[Date Prev][Date Next][Thread Prev][Thread Next][Date Index][Thread Index]

Re: Problems with APIC on versions 4.9 and later (4.8 works)



On 28.01.2021 14:08, Claudemir Todo Bom wrote:
> Em qui., 28 de jan. de 2021 às 06:49, Jan Beulich <jbeulich@xxxxxxxx> 
> escreveu:
>>
>> On 28.01.2021 10:47, Jan Beulich wrote:
>>> On 26.01.2021 14:03, Claudemir Todo Bom wrote:
>>>> If this information is good for more tests, please send the patch and
>>>> I will test it!
>>>
>>> Here you go.
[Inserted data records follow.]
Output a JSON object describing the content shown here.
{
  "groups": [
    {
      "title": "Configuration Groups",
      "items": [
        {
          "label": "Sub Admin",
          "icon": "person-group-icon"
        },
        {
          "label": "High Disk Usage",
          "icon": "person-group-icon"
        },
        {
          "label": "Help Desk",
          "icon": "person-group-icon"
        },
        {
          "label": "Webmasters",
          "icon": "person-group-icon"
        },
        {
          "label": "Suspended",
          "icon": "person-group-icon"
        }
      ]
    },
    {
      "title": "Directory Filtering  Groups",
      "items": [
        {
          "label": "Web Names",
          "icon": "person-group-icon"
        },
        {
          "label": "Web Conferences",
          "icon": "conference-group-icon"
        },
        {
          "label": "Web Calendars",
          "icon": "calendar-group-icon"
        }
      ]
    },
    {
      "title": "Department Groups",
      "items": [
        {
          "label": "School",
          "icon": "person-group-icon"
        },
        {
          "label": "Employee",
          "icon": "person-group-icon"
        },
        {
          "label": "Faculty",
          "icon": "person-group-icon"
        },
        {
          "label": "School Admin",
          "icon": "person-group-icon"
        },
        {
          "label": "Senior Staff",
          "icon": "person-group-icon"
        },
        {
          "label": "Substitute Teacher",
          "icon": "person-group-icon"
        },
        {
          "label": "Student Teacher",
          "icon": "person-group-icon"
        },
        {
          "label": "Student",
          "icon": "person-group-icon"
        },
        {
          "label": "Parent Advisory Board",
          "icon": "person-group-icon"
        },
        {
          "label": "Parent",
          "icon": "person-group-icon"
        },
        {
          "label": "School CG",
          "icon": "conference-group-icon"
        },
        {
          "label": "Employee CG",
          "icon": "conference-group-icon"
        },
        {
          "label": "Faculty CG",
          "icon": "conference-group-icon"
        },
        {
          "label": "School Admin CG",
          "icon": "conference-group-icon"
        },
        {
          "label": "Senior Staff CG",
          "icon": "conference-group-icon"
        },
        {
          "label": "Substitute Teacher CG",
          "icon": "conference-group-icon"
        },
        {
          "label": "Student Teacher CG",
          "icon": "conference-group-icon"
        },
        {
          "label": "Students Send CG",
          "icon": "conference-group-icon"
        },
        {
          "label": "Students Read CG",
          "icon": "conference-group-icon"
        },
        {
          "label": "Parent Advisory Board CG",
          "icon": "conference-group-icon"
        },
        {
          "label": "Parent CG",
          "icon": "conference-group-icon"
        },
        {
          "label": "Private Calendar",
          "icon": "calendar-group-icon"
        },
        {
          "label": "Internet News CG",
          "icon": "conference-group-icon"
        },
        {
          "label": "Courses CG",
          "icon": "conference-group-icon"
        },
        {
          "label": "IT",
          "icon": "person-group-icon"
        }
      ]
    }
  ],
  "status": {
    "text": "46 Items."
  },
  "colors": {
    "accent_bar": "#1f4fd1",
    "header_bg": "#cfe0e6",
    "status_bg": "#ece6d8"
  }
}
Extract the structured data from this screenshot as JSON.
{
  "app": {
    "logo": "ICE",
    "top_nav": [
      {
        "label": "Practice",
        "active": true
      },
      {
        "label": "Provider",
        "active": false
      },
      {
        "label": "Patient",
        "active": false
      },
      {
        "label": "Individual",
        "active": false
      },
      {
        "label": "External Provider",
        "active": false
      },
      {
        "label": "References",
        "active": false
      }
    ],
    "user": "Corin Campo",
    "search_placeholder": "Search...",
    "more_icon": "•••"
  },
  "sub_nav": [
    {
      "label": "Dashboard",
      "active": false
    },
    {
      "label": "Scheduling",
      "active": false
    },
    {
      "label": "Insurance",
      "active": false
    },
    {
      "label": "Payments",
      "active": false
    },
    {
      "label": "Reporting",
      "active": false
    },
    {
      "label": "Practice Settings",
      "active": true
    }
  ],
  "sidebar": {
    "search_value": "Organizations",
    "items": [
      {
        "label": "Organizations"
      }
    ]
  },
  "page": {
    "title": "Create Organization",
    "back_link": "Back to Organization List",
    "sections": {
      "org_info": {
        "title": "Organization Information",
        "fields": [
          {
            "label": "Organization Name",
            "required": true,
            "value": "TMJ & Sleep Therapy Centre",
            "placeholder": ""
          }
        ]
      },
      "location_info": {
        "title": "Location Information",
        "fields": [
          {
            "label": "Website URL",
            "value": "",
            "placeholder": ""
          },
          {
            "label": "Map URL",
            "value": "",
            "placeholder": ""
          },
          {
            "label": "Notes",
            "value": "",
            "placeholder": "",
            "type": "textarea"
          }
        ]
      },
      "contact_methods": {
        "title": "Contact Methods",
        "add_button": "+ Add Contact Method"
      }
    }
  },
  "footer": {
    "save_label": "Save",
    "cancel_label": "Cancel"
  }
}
For simplifying analysis it may be helpful if you
>>> could limit the number of CPUs in use, e.g. by "maxcpus=4" or
>>> at least "smt=0". Provided the problem still reproduces with
>>> such options, of course.
>>
>> Speaking of command line options - it doesn't look like you have
>> told us what else you have on the Xen command line, and without
>> a serial log this isn't visible (e.g. in your video).
> 
> All tests are done with xen command line:
> 
> dom0_mem=1024M,max:2048M dom0_max_vcpus=4 dom0_vcpus_pin=true
> smt=false vga=text-80x50,keep
> 
> and kernel command line:
> 
> loglevel=0 earlyprintk=xen nomodeset
> 
> this way I can get all xen messages on console.
> 
> Attached are the frames I captured from a video, I manually selected
> them starting from the first readable frame.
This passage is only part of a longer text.